Los estudios ecológicos abarcan ahora consideraciones impensables en círculos ortodoxos hace unos años.

No sólo el uso que hacemos de los animales, sino también el trato que les damos, se está considerando por fin como un área legítima de investigación. Pero de todas las formas en que hemos explotado y maltratado a otras especies, su uso para la alimentación humana ha sido hasta hace poco la más descuidada.
Sin embargo, ahora la investigación de nuestras obligaciones éticas hacia las muchas criaturas que consumimos directa o indirectamente se ha convertido en una preocupación tan fuerte que tal vez merezca la etiqueta —y me temo que vivimos en una era etiquetada— de Dietética. Es decir, el estudio de la ética de la dieta.
Esta ética, cabe subrayar, se relaciona no sólo con los animales que comemos, sino también con los millones de seres humanos desnutridos y hambrientos del mundo. Para que las naciones ricas puedan disfrutar de la carne y los productos lácteos que han sido durante mucho tiempo el punto focal de sus patrones dietéticos, se deben alimentar al ganado con enormes cantidades de cereales. No es una simplificación excesiva decir que si abandonáramos el hábito derrochador de comer plantas a través de los cuerpos de los animales, no habría gente muriendo de hambre en el mundo hoy en día.
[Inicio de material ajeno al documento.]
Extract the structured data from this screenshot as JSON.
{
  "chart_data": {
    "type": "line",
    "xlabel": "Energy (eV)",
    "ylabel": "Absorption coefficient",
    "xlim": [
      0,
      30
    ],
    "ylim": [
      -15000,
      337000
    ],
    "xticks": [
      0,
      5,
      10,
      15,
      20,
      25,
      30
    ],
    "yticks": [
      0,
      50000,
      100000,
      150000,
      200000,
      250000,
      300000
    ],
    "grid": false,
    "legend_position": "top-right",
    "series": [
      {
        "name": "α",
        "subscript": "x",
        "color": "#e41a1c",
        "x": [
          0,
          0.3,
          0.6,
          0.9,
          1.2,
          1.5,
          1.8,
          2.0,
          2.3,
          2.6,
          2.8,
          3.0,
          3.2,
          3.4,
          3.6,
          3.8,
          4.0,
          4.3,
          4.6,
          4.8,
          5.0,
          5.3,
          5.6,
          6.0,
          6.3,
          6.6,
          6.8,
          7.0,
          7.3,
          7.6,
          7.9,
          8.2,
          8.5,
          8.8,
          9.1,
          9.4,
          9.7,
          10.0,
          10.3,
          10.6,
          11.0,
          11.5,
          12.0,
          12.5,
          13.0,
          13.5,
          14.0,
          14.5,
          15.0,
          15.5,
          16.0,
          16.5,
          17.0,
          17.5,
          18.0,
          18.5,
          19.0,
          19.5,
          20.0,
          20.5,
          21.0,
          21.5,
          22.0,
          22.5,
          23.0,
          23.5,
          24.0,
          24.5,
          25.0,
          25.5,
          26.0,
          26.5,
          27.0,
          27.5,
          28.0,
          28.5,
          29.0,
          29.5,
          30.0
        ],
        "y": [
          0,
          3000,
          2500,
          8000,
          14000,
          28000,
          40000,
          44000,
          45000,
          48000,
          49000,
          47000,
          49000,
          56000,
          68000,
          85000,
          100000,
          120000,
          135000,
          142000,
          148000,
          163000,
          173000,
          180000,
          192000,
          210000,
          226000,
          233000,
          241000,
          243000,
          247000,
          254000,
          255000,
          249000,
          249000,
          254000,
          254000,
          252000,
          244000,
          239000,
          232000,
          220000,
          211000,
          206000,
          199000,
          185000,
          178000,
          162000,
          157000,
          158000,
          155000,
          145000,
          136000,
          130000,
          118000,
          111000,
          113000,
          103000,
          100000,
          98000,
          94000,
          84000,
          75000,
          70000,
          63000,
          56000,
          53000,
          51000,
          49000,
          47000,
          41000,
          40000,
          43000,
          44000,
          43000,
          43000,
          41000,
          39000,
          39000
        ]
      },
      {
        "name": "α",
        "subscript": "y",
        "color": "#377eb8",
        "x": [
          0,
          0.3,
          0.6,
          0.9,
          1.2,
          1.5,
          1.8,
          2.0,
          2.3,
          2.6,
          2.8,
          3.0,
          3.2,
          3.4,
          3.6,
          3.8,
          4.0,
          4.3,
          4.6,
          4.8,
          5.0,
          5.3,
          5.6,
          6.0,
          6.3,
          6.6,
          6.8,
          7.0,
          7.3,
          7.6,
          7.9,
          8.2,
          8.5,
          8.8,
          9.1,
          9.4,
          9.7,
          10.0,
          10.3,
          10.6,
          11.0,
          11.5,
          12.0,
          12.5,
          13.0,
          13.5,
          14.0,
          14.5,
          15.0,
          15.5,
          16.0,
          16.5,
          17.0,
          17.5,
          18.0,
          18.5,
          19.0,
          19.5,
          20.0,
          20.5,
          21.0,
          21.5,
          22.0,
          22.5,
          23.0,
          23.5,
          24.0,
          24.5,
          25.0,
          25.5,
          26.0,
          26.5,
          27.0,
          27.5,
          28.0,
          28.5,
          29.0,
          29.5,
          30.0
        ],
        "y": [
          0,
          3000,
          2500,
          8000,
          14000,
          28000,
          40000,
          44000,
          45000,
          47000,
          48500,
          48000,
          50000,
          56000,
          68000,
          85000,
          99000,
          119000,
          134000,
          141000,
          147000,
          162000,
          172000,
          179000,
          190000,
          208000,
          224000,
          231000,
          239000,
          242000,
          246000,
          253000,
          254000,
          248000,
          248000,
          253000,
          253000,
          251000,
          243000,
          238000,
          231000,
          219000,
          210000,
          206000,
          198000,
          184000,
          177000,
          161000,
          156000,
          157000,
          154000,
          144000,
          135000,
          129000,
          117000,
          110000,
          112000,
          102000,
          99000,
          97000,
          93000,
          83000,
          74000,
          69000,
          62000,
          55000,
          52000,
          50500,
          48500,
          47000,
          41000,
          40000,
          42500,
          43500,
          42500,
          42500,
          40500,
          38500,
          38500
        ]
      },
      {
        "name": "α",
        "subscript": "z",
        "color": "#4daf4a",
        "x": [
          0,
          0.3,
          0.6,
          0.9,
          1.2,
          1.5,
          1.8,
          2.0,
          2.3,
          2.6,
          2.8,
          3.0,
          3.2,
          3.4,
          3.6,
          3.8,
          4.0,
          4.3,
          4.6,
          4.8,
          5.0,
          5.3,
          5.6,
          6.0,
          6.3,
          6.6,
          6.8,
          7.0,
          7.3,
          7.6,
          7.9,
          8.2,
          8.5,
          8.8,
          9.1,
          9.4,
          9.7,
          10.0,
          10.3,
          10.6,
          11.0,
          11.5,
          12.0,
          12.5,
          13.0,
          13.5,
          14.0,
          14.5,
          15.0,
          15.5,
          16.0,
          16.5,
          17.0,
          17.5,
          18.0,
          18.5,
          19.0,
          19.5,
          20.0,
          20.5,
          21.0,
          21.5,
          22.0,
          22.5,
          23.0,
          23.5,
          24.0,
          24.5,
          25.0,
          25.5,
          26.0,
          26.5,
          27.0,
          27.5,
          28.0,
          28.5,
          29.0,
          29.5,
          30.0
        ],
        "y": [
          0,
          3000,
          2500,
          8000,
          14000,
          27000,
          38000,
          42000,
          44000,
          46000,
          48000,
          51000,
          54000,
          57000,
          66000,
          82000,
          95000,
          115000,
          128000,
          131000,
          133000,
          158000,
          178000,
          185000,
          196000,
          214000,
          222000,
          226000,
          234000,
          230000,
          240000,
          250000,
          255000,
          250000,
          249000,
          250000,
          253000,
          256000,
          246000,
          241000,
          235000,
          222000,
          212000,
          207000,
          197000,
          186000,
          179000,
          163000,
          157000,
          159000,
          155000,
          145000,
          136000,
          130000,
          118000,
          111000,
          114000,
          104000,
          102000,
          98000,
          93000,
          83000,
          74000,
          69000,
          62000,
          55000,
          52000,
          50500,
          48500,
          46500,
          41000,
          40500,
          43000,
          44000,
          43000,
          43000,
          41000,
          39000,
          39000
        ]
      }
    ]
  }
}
Afortunadamente, estos hechos están siendo reconocidos, no sólo por los profanos que antes no se preocupaban por ellos, sino también en los círculos académicos y científicos. Es más, hay una tendencia creciente a correlacionar estas diversas conclusiones, en lugar de tratarlas de forma aislada.
De hecho, parece haber una creciente aceptación de la idea de que la ciencia de la ecología defiende —o debería defender— un concepto de vida y valores en el que los elementos prácticos, éticos y filosóficos tienen el mismo peso. Ahora que por fin se está viendo que nuestra explotación del mundo natural está inextricablemente ligada a la explotación de nuestros semejantes, posiblemente estemos entrando en una nueva era en la que la comprensión que llamamos «ecología» puede tener un efecto similar en muchos aspectos a esa combinación de asombro, conocimiento y feroz necesidad interior de una explicación, un sentido de dirección y un marco de conducta que en el pasado impulsaron las nociones de la Deidad.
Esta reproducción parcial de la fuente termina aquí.